The detailed blueprint, shared with members of the ultraconservative Freedom Caucus, listed 10 executive actions Trump planned to take to “improve the individual and small group markets most harmed by Obamacare," a euphemism for discouraging signups and dismantling certain aspects of the health law.
They included: Stricter verification of people signing up for insurance outside of the open enrollment period; cutting the sign-up period in half; and allowing states to waive insurers' obligation to provide the essential benefits required by Obamacare.
The memo was created to woo House conservatives, who were about to vote on the first plan to repeal Obamacare but were concerned that GOP plans weren't conservative enough. Obamacare supporters railed against such proposals, arguing they would make insurance harder to get.
Sen. Bob Casey (D-PA) obtained the document and shared it with the press. “The primary problem here is government officials, government agencies, were taking steps that would lead to fewer people having coverage and erecting barriers to people having coverage,” he said. “In addition to that, you have kind of a closed-door, back-room slimy deal here that should trouble anyone.”
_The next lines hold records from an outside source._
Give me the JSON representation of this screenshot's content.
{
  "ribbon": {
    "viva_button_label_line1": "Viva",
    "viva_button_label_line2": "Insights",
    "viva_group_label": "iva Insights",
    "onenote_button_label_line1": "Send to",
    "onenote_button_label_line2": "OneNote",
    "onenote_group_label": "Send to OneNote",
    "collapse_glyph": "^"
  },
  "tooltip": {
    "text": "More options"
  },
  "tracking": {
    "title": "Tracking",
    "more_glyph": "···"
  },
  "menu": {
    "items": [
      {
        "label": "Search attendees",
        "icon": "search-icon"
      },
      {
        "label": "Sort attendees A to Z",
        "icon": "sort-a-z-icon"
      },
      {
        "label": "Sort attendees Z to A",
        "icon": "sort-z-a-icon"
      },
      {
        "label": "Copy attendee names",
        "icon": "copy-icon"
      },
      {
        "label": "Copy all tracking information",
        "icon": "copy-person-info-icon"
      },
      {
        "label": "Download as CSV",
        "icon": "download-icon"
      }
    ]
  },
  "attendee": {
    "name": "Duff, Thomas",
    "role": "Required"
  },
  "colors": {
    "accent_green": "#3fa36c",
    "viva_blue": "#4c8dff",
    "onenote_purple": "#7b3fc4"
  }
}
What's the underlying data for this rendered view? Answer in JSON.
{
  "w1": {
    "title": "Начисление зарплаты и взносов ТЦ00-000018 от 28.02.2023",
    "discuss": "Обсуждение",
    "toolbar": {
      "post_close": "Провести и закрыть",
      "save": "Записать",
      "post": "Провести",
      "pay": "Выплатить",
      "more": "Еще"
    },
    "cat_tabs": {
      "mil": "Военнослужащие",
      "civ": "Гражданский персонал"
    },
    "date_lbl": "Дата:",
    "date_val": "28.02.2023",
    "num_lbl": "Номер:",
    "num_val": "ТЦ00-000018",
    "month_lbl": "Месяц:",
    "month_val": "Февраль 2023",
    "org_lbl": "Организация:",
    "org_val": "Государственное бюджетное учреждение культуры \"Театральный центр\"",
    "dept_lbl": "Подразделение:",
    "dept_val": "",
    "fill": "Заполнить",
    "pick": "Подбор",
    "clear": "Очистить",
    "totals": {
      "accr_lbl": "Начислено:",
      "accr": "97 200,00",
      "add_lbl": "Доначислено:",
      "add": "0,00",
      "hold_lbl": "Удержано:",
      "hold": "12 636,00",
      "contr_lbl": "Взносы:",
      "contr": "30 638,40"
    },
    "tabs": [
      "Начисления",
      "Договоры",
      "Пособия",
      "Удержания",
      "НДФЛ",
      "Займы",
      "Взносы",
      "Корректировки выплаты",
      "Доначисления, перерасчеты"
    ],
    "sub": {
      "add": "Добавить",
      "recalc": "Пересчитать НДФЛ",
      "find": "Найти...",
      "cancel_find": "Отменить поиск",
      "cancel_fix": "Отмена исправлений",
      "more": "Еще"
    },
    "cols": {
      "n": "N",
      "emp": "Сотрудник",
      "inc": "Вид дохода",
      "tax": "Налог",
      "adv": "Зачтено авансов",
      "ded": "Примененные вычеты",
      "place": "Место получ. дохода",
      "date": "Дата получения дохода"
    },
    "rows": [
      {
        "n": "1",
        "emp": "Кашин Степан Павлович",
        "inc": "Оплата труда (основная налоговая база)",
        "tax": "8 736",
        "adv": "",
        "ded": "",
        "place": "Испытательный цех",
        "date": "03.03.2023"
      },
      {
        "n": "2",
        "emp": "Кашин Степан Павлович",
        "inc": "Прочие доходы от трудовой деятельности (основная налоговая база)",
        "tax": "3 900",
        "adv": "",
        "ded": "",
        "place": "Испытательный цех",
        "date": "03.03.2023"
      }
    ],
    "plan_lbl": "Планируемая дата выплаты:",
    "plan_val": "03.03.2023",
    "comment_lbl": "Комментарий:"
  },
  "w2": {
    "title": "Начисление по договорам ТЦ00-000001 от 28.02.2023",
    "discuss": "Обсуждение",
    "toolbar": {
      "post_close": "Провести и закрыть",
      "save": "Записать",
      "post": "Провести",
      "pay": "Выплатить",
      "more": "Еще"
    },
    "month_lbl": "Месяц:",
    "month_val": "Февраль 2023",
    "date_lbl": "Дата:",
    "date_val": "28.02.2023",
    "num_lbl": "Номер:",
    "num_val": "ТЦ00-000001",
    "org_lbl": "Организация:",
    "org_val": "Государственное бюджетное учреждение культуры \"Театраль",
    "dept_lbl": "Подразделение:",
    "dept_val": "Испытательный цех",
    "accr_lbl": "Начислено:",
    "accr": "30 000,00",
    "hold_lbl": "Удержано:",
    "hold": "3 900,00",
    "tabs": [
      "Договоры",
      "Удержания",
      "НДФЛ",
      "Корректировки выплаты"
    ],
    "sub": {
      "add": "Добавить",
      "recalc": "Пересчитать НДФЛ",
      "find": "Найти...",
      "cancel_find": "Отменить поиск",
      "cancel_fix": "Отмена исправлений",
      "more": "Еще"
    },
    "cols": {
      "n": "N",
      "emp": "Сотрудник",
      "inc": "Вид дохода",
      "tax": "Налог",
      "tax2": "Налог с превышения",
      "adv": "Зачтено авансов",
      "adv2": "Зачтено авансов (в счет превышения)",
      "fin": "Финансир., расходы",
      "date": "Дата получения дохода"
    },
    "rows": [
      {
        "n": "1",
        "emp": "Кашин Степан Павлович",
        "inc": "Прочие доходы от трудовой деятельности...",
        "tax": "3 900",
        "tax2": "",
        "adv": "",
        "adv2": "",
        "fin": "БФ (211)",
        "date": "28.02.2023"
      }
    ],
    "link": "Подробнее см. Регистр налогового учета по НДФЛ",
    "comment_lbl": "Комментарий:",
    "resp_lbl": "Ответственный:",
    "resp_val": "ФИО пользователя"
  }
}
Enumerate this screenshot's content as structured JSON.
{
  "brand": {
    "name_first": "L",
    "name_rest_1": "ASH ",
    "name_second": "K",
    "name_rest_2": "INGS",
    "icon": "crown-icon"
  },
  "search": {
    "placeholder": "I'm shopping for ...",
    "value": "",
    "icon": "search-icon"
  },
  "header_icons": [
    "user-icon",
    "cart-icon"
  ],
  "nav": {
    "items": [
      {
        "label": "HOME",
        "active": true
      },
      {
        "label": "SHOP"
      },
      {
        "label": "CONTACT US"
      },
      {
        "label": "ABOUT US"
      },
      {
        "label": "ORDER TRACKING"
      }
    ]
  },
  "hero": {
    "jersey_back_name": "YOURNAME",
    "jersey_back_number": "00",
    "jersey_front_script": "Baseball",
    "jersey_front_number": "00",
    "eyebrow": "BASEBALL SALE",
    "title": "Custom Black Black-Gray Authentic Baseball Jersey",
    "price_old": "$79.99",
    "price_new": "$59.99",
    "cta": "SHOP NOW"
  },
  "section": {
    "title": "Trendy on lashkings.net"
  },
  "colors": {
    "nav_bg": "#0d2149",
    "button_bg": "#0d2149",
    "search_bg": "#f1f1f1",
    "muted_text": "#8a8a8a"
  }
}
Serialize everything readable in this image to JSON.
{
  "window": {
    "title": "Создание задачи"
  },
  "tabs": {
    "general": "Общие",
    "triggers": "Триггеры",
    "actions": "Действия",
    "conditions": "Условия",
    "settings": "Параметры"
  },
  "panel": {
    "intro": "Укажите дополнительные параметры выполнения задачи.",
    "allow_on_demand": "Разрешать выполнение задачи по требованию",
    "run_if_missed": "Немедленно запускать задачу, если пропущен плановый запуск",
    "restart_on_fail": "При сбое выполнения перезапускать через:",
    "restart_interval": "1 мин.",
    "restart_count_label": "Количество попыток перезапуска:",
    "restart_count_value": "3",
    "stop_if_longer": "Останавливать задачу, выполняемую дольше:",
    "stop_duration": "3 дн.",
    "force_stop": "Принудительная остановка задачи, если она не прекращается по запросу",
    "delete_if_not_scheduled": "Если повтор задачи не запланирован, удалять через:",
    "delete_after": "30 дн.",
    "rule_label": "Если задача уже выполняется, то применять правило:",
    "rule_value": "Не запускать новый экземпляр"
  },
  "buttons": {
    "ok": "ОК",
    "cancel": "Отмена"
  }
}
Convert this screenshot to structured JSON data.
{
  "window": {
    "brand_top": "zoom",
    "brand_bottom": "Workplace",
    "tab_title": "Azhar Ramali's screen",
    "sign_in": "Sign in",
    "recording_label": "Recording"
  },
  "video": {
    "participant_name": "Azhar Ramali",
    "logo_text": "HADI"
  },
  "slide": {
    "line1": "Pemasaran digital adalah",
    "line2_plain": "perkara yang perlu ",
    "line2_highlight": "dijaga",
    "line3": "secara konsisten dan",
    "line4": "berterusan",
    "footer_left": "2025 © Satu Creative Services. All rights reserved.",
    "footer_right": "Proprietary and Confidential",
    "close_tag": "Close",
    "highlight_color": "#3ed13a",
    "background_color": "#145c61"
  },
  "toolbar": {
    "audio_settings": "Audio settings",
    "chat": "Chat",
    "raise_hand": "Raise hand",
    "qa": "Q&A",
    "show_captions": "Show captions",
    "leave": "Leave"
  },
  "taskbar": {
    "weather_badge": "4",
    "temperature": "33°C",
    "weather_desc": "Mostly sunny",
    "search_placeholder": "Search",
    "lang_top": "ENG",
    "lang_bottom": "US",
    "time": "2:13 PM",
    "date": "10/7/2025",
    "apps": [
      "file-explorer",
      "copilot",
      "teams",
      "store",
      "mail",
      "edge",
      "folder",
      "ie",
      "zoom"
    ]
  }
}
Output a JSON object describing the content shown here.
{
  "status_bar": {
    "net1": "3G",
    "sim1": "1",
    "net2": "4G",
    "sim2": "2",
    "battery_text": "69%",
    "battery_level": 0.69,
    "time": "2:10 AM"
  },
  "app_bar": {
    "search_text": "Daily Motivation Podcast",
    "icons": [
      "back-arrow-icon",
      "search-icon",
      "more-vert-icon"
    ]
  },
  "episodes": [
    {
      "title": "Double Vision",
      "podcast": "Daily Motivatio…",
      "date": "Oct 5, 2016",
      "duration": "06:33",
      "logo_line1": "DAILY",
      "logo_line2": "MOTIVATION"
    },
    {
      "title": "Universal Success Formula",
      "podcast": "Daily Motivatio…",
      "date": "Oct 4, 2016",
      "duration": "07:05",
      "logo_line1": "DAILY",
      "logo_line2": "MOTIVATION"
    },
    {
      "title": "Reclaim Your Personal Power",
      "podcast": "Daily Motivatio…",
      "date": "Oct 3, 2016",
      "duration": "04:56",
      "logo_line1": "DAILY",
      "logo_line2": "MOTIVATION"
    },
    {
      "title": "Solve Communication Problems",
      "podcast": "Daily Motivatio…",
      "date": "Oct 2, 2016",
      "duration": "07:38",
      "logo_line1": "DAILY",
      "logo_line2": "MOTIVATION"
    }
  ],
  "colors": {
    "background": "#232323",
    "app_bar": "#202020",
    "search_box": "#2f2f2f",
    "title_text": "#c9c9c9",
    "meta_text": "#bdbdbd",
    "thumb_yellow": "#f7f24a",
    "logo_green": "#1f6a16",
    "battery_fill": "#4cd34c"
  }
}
On Thursday, the Department of Health and Human Services said it was committed to providing Americans "relief and access to affordable health care" but didn't comment on their plans to implement any remaining policies. “Under the Trump administration, HHS has been and remains committed to any and all actions, within the confines of the law, to provide relief and access to affordable healthcare for all Americans,” said HHS press secretary Caitlin Oakley.